The weather here on the hill has been interesting over the past few days. There’s been about equal parts bright warm sun, cold sharp winds and wet, dark clouds. Sometimes all in the same day. Today it started out bright and warm and now it’s cloudy and windy. It’s probably going to start raining just as soon as I leave the library.
That being said there are things I should be worried about more than the weather. The fact that my thesis still needs a fair amount of work before it is presentable. The fact that I’ll have to move to Ithaca, NY the day after graduation. The fact that at some point between now and graduation I have to go through all my stuff and figure out what I’m going to dispose of (and how). And I’m sure there’s a project and assignment or two that I’ve forgotten about. Life goes on.
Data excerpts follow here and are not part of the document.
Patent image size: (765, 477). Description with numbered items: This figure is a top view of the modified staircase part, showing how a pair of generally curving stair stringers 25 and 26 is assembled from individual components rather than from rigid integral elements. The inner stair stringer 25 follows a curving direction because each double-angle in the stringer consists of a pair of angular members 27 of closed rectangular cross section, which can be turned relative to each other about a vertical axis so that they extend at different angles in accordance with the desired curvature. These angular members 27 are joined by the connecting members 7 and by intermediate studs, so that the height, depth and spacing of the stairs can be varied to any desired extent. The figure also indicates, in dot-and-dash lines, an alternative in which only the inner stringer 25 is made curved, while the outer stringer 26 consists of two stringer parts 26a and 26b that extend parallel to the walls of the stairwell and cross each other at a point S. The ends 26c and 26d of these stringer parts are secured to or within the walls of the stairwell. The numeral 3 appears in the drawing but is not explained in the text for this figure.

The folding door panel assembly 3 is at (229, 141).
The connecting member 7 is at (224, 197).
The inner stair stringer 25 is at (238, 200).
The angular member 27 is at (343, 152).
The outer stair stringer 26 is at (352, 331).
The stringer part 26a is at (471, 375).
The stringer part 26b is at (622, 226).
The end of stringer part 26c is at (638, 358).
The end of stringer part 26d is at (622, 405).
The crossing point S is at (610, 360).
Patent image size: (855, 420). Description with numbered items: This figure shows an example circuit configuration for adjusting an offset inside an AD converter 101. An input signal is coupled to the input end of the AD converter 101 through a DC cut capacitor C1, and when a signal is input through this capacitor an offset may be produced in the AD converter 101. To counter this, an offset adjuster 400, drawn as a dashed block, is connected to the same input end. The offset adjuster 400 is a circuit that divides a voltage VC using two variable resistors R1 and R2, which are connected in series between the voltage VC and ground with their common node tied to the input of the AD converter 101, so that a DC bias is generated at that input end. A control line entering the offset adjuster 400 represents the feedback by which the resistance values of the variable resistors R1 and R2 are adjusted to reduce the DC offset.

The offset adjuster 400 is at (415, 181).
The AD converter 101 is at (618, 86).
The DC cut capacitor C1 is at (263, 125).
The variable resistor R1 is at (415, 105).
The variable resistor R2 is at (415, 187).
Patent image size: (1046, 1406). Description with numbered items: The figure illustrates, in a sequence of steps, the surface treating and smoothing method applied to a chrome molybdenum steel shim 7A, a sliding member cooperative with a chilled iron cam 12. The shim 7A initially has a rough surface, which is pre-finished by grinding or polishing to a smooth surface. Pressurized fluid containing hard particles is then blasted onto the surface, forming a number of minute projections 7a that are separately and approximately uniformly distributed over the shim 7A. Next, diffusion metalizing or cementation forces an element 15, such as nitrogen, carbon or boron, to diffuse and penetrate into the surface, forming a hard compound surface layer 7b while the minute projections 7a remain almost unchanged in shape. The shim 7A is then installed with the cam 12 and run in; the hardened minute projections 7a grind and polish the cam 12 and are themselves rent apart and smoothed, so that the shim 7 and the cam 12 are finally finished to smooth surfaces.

In some ways, life at Lafayette has a been a good combination of bright sun and dark clouds. There are the awards and the friends and the parties. And there’s the waking up 30 minutes after your class started. There’s the exam you just barely managed to pass because you had two papers due the same day and had no idea what you were doing. But one thing I’ve learned is that even the darkest cloud isn’t really that bad. There’s going to be rain at some point and you might get cold and wet, but rain is a good thing. And this isn’t some magic aspect of Lafayette, I think it’s true of any worthwhile college experience. To quote Frank Chimero:
The point of all education is to get better. Better designers. Better citizens. Better workers. Better thinkers. Better people. Any other objectives are false and superfluous.
If you’re in college and you’re not getting better at a measurable and fairly steady rate, then you’re doing it wrong. And getting better is equal parts taking in the sun and getting wet in the rain. But getting better is hard. It means pushing yourself outside your comfort zone and trying new things even (especially?) when you’re just starting to get comfortable about what you already know. It took me a while to figure this out and I still haven’t fully internalized it yet (just ask my advisor how much I procrastinated on my thesis).
In some ways college is a fight against time, a race to get inside before the rain starts and you get wet. There’s always something which you wish you knew last week. Something you wish someone had told you before you got started. You’re always wishing you knew how to swim before you got into the deep end. Of course if we always waited till we knew everything before starting we’d never get anything done. The good thing about college is that it’s fine to fail sometimes. It’s fine to spend a semester doing an independent study where you end up proving the opposite of what you started out with. And unfortunately that’s not the same as the real world (or so I’ve heard).
I’m glad I had chances to get wet in the rain, to be able to fail spectacularly without having my livelihood depend on it. When I leave in a few weeks I’m going to remember the good times. And the bad.